M. R. : Notre partenariat avec le privé est assez récent. Cette évolution tient compte du fait qu’il s’agit d’un acteur incontournable pour le développement local. La cotisation annuelle est modeste, car notre politique associative nous impose une totale indépendance. Nous refusons aussi l’adhésion d’acteurs dont l’image ne correspond pas à notre philosophie, même si nous pouvons échanger avec eux.

L’apport des grands opérateurs tient essentiellement à leur expertise en matière de responsabilité territoriale des entreprises (RTE) et à leur contribution à la réflexion sur de nombreux sujets dont ils ont des retours d’expérience. Ces échanges nous permettent d’avoir une lecture plus précise du fonctionnement de l’écosystème et favorisent une meilleure connexion entre les agents du privé et nos adhérents.

Int. : Que pensez-vous du projet Territoires zéro chômeur de longue durée ?

M. R. : L’initiative est louable, mais survendue dans sa communication comparée à la traduction opérationnelle sur le terrain. Si ce dispositif a incontestablement permis d’actionner certains leviers, il n’a pas encore réussi à résorber le chômage en milieu rural. En somme, il a le mérite d’exister.

Perspectives : le nécessaire rééquilibrage

Int. : Faut-il regrouper les services en ville, afin de mutualiser les compétences sur des sujets toujours plus complexes, et laisser les usines à la ruralité ? Voyez-vous émerger une nouvelle géographie des territoires ?

M. R. : Il est hors de question de considérer les territoires ruraux comme des zones de production et des zones récréatives ! En allant à l’encontre des hôpitaux de proximité, par exemple, la politique actuelle éloigne encore le service du territoire. Dans le Pays Portes de Gascogne, deux ans après son installation à Fleurance, un service de radiologie a été contraint de migrer à Auch, par souci d’économie d’échelle. On ne peut faire d’économies au détriment du bien-vivre des habitants.

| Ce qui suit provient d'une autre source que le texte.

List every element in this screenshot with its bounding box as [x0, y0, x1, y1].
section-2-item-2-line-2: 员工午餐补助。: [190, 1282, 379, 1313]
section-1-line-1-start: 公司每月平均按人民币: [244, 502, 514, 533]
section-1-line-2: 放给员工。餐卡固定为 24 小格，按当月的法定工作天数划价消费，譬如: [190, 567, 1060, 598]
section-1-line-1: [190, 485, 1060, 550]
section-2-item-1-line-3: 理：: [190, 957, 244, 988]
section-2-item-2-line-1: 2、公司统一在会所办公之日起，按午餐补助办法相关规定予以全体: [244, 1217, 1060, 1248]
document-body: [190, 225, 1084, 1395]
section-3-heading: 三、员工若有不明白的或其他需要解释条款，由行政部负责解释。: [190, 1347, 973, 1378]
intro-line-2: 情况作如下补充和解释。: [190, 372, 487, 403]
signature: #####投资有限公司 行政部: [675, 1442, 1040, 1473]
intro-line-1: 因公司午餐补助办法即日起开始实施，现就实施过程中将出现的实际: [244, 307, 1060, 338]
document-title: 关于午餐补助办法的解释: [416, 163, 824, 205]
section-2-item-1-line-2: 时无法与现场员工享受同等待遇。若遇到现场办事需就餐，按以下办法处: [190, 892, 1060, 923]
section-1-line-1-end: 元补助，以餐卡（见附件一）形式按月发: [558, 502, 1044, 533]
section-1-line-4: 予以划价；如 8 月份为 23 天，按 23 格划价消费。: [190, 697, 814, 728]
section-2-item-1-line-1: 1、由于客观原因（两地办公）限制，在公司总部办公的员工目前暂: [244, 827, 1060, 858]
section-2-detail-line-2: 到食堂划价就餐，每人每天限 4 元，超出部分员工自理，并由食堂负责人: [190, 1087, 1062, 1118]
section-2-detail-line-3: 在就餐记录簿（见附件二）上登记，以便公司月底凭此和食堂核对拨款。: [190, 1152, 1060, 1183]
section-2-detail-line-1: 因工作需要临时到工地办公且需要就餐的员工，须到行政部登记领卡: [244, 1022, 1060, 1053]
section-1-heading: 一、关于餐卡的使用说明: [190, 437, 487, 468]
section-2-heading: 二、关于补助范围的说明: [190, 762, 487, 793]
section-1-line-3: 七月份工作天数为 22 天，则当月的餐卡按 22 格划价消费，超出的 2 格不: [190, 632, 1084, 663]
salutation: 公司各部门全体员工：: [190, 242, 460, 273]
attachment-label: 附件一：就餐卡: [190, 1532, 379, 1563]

Int. : L’hôpital de Nevers manquant de médecins, le maire a eu l’idée de rétablir une ligne aérienne permettant aux professionnels de Dijon de venir en seulement trente-cinq minutes. Cela démontre que les médecins ne souhaitent pas exercer en milieu isolé.

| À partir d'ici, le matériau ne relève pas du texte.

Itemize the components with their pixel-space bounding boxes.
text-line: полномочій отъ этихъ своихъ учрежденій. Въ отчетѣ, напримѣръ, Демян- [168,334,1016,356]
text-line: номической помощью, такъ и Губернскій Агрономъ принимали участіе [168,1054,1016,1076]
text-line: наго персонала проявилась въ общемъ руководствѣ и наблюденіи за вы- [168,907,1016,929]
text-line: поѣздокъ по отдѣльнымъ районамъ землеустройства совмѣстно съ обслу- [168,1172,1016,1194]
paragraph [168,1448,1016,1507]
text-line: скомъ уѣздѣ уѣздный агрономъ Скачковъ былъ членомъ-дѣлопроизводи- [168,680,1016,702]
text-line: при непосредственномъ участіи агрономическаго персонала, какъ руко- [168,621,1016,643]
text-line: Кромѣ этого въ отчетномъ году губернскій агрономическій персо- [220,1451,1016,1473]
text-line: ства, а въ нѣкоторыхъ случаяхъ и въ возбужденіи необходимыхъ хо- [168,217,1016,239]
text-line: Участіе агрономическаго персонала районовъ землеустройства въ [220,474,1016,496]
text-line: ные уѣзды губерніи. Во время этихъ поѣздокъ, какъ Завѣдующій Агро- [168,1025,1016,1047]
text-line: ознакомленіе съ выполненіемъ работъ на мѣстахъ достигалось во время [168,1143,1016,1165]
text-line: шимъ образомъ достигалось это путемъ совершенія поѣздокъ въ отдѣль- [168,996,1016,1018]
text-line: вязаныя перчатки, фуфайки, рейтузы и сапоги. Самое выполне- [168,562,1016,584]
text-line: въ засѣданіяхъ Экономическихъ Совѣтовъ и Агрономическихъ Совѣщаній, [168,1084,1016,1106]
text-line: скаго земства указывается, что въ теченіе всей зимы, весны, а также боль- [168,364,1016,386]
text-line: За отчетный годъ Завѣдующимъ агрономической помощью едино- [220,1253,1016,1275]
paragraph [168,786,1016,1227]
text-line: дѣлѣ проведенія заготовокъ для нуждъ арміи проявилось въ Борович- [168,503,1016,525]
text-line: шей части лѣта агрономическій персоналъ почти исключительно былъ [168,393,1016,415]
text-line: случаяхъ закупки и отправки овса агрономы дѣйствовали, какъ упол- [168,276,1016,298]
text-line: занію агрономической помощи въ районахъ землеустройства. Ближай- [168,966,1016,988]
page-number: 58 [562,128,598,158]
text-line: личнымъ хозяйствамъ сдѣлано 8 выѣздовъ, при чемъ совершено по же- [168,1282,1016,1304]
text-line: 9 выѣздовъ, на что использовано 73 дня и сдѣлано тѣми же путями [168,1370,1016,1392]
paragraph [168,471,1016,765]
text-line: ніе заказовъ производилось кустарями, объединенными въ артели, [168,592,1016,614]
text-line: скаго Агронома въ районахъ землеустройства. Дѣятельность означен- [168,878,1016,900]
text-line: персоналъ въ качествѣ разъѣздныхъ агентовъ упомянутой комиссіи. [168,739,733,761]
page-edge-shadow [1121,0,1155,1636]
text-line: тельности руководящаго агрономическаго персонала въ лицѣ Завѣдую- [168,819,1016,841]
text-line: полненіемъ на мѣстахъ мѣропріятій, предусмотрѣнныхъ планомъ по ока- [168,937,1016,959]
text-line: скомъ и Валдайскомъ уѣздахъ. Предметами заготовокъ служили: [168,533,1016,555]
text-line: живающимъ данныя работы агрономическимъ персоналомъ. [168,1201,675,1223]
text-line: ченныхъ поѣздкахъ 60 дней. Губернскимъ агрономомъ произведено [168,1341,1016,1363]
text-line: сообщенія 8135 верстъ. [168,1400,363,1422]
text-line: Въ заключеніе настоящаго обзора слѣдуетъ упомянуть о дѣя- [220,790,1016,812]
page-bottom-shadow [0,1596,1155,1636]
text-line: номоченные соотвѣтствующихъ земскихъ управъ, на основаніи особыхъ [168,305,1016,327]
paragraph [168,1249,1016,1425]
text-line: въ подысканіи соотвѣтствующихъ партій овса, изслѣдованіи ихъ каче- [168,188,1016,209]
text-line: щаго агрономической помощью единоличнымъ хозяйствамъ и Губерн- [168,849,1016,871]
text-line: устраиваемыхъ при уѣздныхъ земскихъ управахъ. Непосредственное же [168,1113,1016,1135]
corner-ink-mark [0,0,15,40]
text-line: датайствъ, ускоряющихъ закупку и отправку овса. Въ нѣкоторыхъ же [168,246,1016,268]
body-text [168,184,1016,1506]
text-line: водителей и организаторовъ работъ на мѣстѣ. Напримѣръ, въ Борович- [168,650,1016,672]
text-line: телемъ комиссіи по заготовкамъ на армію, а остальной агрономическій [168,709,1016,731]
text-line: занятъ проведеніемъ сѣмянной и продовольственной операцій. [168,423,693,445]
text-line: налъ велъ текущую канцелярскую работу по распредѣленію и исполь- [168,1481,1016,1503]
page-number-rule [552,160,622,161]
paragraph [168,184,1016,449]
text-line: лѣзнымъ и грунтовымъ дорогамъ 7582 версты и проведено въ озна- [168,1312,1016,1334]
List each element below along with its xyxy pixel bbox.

M. R. : À l’heure de l’urgence écologique, je doute qu’il s’agisse d’une bonne idée. Le trajet pour aller de Dijon à Nevers en train dure deux heures trente et à peine davantage en voiture. Il est néanmoins vrai que l’accès aux soins en milieu rural est problématique : par exemple, à Morlaix, je dois faire plus d’une heure de route pour aller chez un ophtalmologue. L’itinérance pourrait être une solution, comme la e-médecine. Peut-être faudrait-il revoir cette liberté d’implantation chère aux médecins – au moins durant les premières années –, afin de constituer un maillage équilibré de médecins généralistes sur tout le territoire, à l’image de celui des pharmaciens. Cette solution nous paraît viable, mais il faudrait l’accompagner d’un certain courage politique. Par ailleurs, un réajustement des pratiques médicales pouvant être réalisées par des aidants ou des infirmières, après formation, serait bénéfique.

Int. : Y a-t-il un partage d’expérience entre les directeurs de projets ?

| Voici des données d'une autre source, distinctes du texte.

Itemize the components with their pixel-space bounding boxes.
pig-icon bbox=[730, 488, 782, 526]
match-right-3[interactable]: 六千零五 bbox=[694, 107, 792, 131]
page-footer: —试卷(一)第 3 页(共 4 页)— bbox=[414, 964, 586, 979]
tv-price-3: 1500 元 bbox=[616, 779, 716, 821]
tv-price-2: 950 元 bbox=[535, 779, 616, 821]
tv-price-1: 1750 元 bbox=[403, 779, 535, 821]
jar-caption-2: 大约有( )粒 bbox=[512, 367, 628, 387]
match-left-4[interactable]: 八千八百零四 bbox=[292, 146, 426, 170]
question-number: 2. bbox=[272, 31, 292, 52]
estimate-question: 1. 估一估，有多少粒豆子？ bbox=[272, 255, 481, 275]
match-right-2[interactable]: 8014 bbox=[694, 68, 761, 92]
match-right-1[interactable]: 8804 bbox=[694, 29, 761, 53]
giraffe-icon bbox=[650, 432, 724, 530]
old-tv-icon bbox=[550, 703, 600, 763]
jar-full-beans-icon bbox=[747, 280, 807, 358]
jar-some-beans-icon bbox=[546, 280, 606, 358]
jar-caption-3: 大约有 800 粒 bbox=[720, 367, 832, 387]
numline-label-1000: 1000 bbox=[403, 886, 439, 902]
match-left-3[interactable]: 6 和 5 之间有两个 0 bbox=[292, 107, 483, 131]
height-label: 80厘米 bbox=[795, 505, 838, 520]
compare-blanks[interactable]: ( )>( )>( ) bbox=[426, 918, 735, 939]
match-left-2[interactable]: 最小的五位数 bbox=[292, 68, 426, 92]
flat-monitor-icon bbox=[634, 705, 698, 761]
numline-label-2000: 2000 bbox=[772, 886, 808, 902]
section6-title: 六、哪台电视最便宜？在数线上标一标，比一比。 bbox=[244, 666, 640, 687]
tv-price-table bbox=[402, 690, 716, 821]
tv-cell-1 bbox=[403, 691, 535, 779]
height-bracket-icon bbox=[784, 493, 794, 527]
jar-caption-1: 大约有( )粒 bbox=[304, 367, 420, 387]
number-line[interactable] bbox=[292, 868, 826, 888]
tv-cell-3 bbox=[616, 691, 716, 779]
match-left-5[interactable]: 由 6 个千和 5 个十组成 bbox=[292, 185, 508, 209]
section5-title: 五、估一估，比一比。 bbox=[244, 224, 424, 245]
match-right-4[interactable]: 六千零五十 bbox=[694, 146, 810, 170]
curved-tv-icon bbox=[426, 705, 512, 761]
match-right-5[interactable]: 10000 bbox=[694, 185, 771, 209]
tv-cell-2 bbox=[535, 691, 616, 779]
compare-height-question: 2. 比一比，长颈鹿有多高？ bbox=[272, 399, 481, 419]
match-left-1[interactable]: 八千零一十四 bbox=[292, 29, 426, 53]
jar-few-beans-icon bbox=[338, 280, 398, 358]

M. R. : Oui, et cela fait partie de nos missions. En 2022, les trois thématiques principales sont l’alimentation, la mobilité et la santé. Ensuite, viennent le numérique et la politique de l’âge. Nos webinaires permettent un échange de bonnes pratiques par le biais d’observatoires, de magazines et de fiches résumant les actions innovantes pour ceux qui souhaitent se lancer.